What ever happened to pride in doing a good job? How about that old "If it's worth doing, it's worth doing right!"?

Sure, this is not a show-stopper, but it is one more way to show visitors and owners that you're a pro and you care about their experience on the site. And anything that CAN confuse visitors has been shown time and again to actually do so.

Unless you have done actual usability testing, or studied same for a site very like yours, you can't honestly say that it doesn't matter to your visitors despite whether you care personally). You're just whistling in the dark. The fact is you just don't know if it bothers a significant number of visitors or not, unless you test.

For text based navigation, I use CSS to define a standard nav line, a sub nav line and one of each for the selected page. For sliced graphics, I make all pages the same and then swap out the graphic for the self page by hand.

As you can tell, Jakob Nielsen is not the only one having this as a pet peeve...

joshie76

6:17 pm on Mar 20, 2002 (gmt 0)

WebmasterWorld Senior Member 10+ Year Member



>>I'd take Krug over Neilsen anyday.

Me too. Though Krug wouldn't have the link necessarily dissapear he'd have it look different, somehow indicating this is where you are. Though maybe not for the homepage. Which, I've just realised, is pretty much what JayCee is saying.

(edited by: joshie76 at 6:23 pm (utc) on Mar. 20, 2002)

caine

6:23 pm on Mar 20, 2002 (gmt 0)

WebmasterWorld Senior Member 10+ Year Member



the major page referencing link is usually pictures or company or site logo's with a url back to themselves, but i do think it is useful as a reference to where you are, on massive sites, and explains how you got there and how much information may exist from the link being tied into the content of the page in relation to the directory above holding alot more information on other topics associated to the original page request.

Trisha

9:23 pm on Mar 20, 2002 (gmt 0)

10+ Year Member



I'm still new here, but I have to say that I disgree with most on this thread. I like all the navigation links to be on each page of a site. I get kind of confused when going through a site and the links change as I go from page to page. Sometimes it is something I see from the corner of my eye, but am still aware that something in the navigation menu has changed.

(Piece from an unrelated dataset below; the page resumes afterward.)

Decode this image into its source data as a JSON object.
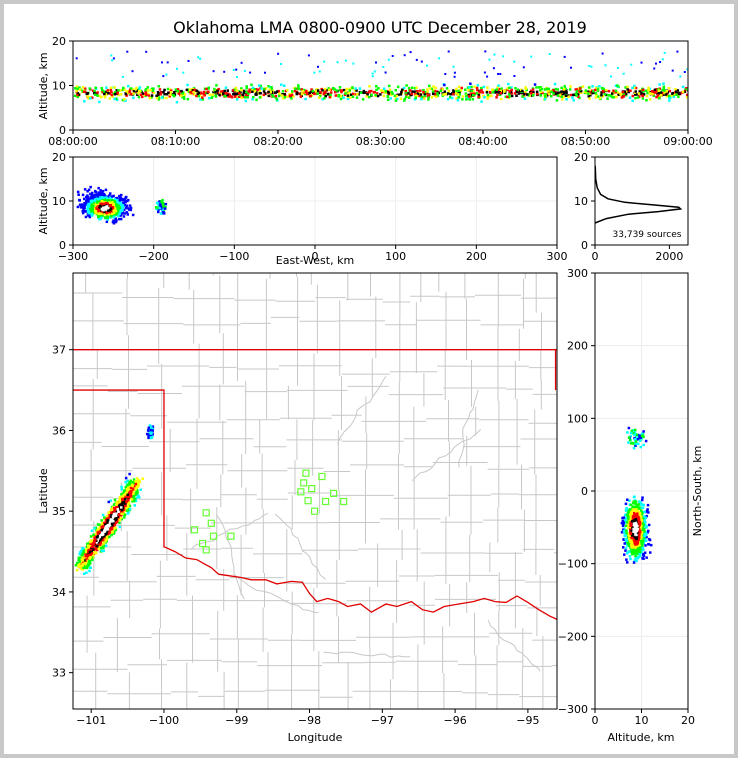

I use it for more than just clicking on the links too. It serves as sort of mini site organization map, it doesn't make sense to me to have one of the links disappear on each time I go to a different page.

caine

9:28 pm on Mar 20, 2002 (gmt 0)

WebmasterWorld Senior Member 10+ Year Member



Trisha,

there is no problem with your idea, if the site is very shallow, but if your looking at intensive keyword structures to maximise revenues, then sites, get massive and have to be sectioned off. This is called theming.